Préservation

Lou et moi n’avions jamais vraiment coupé les ponts. Ni sa mise en ménage, ni son mariage, ni même son déménagement à 70 bornes de Paris n’avaient eu raison de notre envie de maintenir le lien.
On se voyait quand elle pouvait. Le jeudi soir vers 19h, j’allais l’attendre sur un banc du Parc de Bercy. De là on filait boire des verres au troquet de la rue Corbineau, effeuillant les sujets plaisants : films, spectacles, bouquins, concerts, voyages… On prenait par la suite une chambre dans un des hôtels du quartier. On aimait cette routine clandestine, faite de verres bien remplis et de bon sexe.
Lorsque la soirée s’achevait, on rentrait chez elle en silence. On embarquait dans ma voiture direction Montjavoult, le bled vexinois où son couple avait élu domicile. Je mettais un peu de musique, toujours à volume modéré ; des playlists familières, les bandes-son de nos courts moments passés ensemble : le premier album de Metric, Blanat – un vieux Nino Ferrer –, Bruce Springsteen période E Street Band : Darkness on the Edge of Town, The River… Le regard par-delà la vitre, elle fredonnait, puis bien vite ouvrait son laptop. Les yeux rivés sur la matrice, elle se remettait au boulot. Elle officiait en tant que chercheuse au Ministère de l’Économie. Elle pouvait bien « chercher » par quels nouveaux moyens perfides taxer toujours plus le contribuable français, je n’en savais pas davantage et ça m’allait très bien ainsi. Même topo concernant son couple. Plus d’une heure de trajet sans un mot échangé. Nos doigts s’entremêlaient parfois, nos sourires se croisaient… Mais jamais on ne conversait. On avait cette complicité propre aux vieux couples, aux amoureux taiseux chez qui les silences s’éternisent sans que jamais la gêne ne naisse.

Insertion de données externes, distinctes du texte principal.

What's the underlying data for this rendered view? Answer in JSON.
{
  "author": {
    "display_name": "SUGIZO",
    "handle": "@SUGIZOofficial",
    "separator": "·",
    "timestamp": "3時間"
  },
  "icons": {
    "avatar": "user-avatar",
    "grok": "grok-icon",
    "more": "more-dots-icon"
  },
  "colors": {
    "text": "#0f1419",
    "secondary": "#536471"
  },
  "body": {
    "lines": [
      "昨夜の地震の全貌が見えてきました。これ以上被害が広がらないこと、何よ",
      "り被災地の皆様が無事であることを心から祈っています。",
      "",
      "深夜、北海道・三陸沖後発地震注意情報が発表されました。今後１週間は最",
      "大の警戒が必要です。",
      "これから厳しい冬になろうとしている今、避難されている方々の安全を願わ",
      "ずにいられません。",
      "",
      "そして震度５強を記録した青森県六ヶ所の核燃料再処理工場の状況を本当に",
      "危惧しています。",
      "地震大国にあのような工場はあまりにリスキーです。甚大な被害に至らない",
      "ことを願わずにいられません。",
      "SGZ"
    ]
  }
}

Et puis un jour d’hiver, alors que je m’engageai sur l’A15 direction Magny-en-Vexin, je surpris une larme rouler sur sa joue. Fais comme si t’avais rien vu. Tout en tapant sur son portable, elle reniflait, déglutissait. Cherche pas à comprendre.
– Ça va pas ?
Ferme-la, bon sang.
– Un SMS de mon mari.
T’en mêle pas.
– Rien de grave ?
T’es pas conseiller conjugal.
– Il sait pour nous.
Renchéris pas.
– Il sait quoi ?
ÉCRASE, putain. Tu la baises, tu la boucles et basta.
– Tout.
– Tout ?
– Tout. Nos rendez-vous du jeudi soir, ma boîte mail officieuse, ton pseudo dans mon téléphone…
Elle partit dans une longue tirade, mais je n’écoutais déjà plus. La digue intime avait cédé, le déluge d’emmerdes maritales, d’atermoiements sentimentaux se déversait sur le fragile sanctuaire qu’on avait jusque-là préservé parcimonieusement en respectant une règle d’or : ne pas poser de questions.
Même en janvier, même sous un ciel d’encre, les abords du Parc Naturel du Vexin Français étaient superbes. Au loin, on distinguait les coteaux de la Seine, aussi ses larges boucles aux reflets moirés. C’était probablement ma dernière venue dans le coin avant un bon bout de temps et en de pareilles circonstances. Et c’était là, à cet instant précis, que je m’autorisais enfin à en constater la beauté.
Après avoir déposé Lou à bonne distance de la maison de maître qu’elle et son cocu occupaient, je rentrai sur Paris. En repassant devant l’immense pancarte indiquant le site préservé, je souris à la lecture du slogan affiché en bas du support : Parc Naturel du Vexin Français – Une autre vie s’invente ici.